Parents - école : ce n'est pas la guerre générale, mais l'institution a du mal à reconnaître l'existence des conflits (M. Sassier)
Paru dans Scolaire, Périscolaire, Orientation le jeudi 13 mars 2014.
"Ce n'est pas la guerre générale", mais "l'institution a du mal à reconnaître l'existence des conflits", estime Monique Sassier. La médiatrice de l'Education nationale était entendue ce 13 mars par la mission d'information de l'Assemblée nationale sur les relations entre l'Ecole et les parents, et si elle s'est refusé à noircir le tableau, elle considère que "le dialogue n'est pas au rendez-vous", qu'il n'existe "que quand il y a problème" et qu'il faut le développer "quand tout va bien", sinon "les problèmes s'enkystent".
Elle reconnaît que ce dialogue n'est pas facile. "Dans 50 % des cas", la solidarité entre adultes, entre les parents et les enseignants, fait place à une solidarité familiale contre les enseignants, et "tout devient conflit". Mais pour sa part, l'Education nationale a "une grande capacité à dissimuler les problèmes", notamment dans le 1er degré, où les bagarres entre enfants sont souvent considérées comme normales, tandis que les parents menacent de saisir la Justice. Dans le second degré, on ne voit pas les élèves qui commencent à perdre pied. Quant aux professeurs pris dans une situation conflictuelle, ils ont tendance à s'isoler.
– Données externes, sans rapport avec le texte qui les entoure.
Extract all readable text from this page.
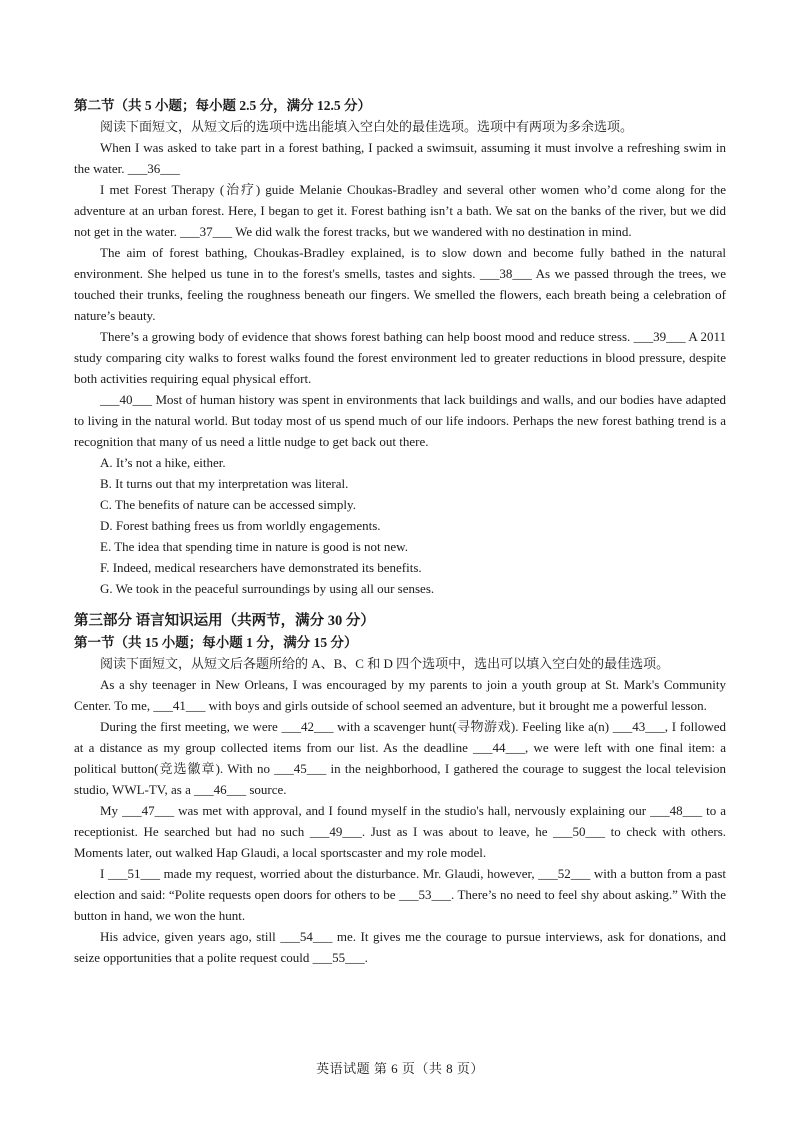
第二节（共 5 小题；每小题 2.5 分，满分 12.5 分）

阅读下面短文，从短文后的选项中选出能填入空白处的最佳选项。选项中有两项为多余选项。

When I was asked to take part in a forest bathing, I packed a swimsuit, assuming it must involve a refreshing swim in the water. ___36___

I met Forest Therapy (治疗) guide Melanie Choukas-Bradley and several other women who’d come along for the adventure at an urban forest. Here, I began to get it. Forest bathing isn’t a bath. We sat on the banks of the river, but we did not get in the water. ___37___ We did walk the forest tracks, but we wandered with no destination in mind.

The aim of forest bathing, Choukas-Bradley explained, is to slow down and become fully bathed in the natural environment. She helped us tune in to the forest's smells, tastes and sights. ___38___ As we passed through the trees, we touched their trunks, feeling the roughness beneath our fingers. We smelled the flowers, each breath being a celebration of nature’s beauty.

There’s a growing body of evidence that shows forest bathing can help boost mood and reduce stress. ___39___ A 2011 study comparing city walks to forest walks found the forest environment led to greater reductions in blood pressure, despite both activities requiring equal physical effort.

___40___ Most of human history was spent in environments that lack buildings and walls, and our bodies have adapted to living in the natural world. But today most of us spend much of our life indoors. Perhaps the new forest bathing trend is a recognition that many of us need a little nudge to get back out there.

A. It’s not a hike, either.

B. It turns out that my interpretation was literal.

C. The benefits of nature can be accessed simply.

D. Forest bathing frees us from worldly engagements.

E. The idea that spending time in nature is good is not new.

F. Indeed, medical researchers have demonstrated its benefits.

G. We took in the peaceful surroundings by using all our senses.

第三部分 语言知识运用（共两节，满分 30 分）

第一节（共 15 小题；每小题 1 分，满分 15 分）

阅读下面短文，从短文后各题所给的 A、B、C 和 D 四个选项中，选出可以填入空白处的最佳选项。

As a shy teenager in New Orleans, I was encouraged by my parents to join a youth group at St. Mark's Community Center. To me, ___41___ with boys and girls outside of school seemed an adventure, but it brought me a powerful lesson.

During the first meeting, we were ___42___ with a scavenger hunt(寻物游戏). Feeling like a(n) ___43___, I followed at a distance as my group collected items from our list. As the deadline ___44___, we were left with one final item: a political button(竞选徽章). With no ___45___ in the neighborhood, I gathered the courage to suggest the local television studio, WWL-TV, as a ___46___ source.

My ___47___ was met with approval, and I found myself in the studio's hall, nervously explaining our ___48___ to a receptionist. He searched but had no such ___49___. Just as I was about to leave, he ___50___ to check with others. Moments later, out walked Hap Glaudi, a local sportscaster and my role model.

I ___51___ made my request, worried about the disturbance. Mr. Glaudi, however, ___52___ with a button from a past election and said: “Polite requests open doors for others to be ___53___. There’s no need to feel shy about asking.” With the button in hand, we won the hunt.

His advice, given years ago, still ___54___ me. It gives me the courage to pursue interviews, ask for donations, and seize opportunities that a polite request could ___55___.

英语试题 第 6 页（共 8 页）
On trouve, dans les écoles, "des maîtres dépassés" et dans les collèges, des enseignants qui ne peuvent faire face à la diversité des profils de leurs élèves. Leurs collègues n'ont pas les moyens d'intervenir, seule la médiation permet de les sortir de ces situations.
La "mallette des parents" moins utilisée
Monique Sassier détaille les causes de conflits. Les parents ne remettent pas en cause le principe des devoirs à la maison, bien au contraire, mais éventuellement leur contenu. Ils ne les comprennent pas, ils ne peuvent pas aider leurs enfants. Viennent ensuite les outils numériques, téléphones portables et ordinateurs, et la qualité de l'enseignement donné aux enfants porteurs de handicap. Autres sujets de plainte, la carte scolaire, les violences et harcèlement entre enfants, dès l'école élémentaire, la prise en compte du parent séparé, et les procédures disciplinaires dont on conteste qu'elles soient justes et qu'elles favorisent la réintégration.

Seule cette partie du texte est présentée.